Em São Paulo, restaurantes estrelados, como o Fasano, e chefs famosos, como Erick Jacquin, do Presidént, e Carla Pernambuco, do Carlota, que nunca haviam aderido ao sistema, entraram na dança, para manter o negócio em funcionamento durante a fase mais aguda de isolamento social.
Com a adesão de nomes de destaque da cena gastronômica ao delivery, as velhas quentinhas de alumínio ou isopor cederam espaço a embalagens mais sofisticadas e mais criativas. Além de manter a textura dos ingredientes e o visual dos pratos, elas ainda deram um toque de classe ao serviço.
Mesmo com a reabertura de bares e restaurantes para atendimento presencial, o movimento ainda está bem abaixo do que no pré-pandemia. Muita gente ainda não se sente segura em fazer as refeições num ambiente fechado, com as mesas frequentemente distribuídas em desacordo com o protocolo e com todos os clientes sem máscara. A tendência, portanto, é o delivery continuar a turbinar o faturamento, que continua bem mais baixo do que antes da crise.

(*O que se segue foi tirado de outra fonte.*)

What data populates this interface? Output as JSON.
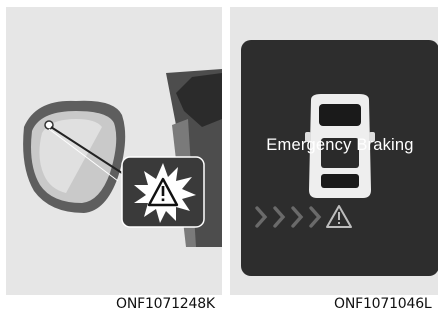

Em outubro, segundo a Cielo, uma das principais empresas de administração de cartões de crédito, a receita de bares e restaurantes ainda foi 26,8% menor do que antes da covid-19, mesmo com o delivery, e a previsão é de que ainda levará um bom tempo para retornar ao patamar anterior.
De acordo o Instituto Foodservice Brasil (IFB), uma organização que congrega as principais empresas do setor de alimentos – fabricantes, prestadores de serviço e operadores –, os gastos com refeições preparadas fora de casa deverão ficar em R$ 137 bilhões em 2020 e em 187,2 bilhões em 2021. Se isso se confirmar, a queda no faturamento deverá alcançar 36,2% em 2020 e 13% no ano que vem em relação aos R$ 215 bilhões registrados em 2019. “Muitas empresas continuarão a manter os funcionários em home office e aquele movimento que havia perto dos escritórios pode nunca mais voltar a ser o mesmo”, diz Ingrid Devisate, diretora executiva do IFB.
A ideia de estar no mesmo ambiente com várias pessoas sem máscara ainda assusta muita gente
Não por acaso o Burger King abriu no Brasil a primeira ghost kitchen (“cozinha fantasma”) da rede no mundo, para atender o aumento na demanda pelo delivery e otimizar a entrega presencial nos restaurantes do grupo. O iFood, por sua vez, recebeu aval da Anac (Agência Nacional de Aviação Civil) para começar a operar com drones.
A ideia é usar os equipamentos para fazer a primeira parte do trajeto, até um posto intermediário, onde os pedidos serão distribuídos os entregadores, para ser levados aos endereços dos clientes. São apostas que reforçam a percepção de que o delivery deverá continuar a ter uma presença relevante na vida de todos nós mesmo depois que a pandemia se for.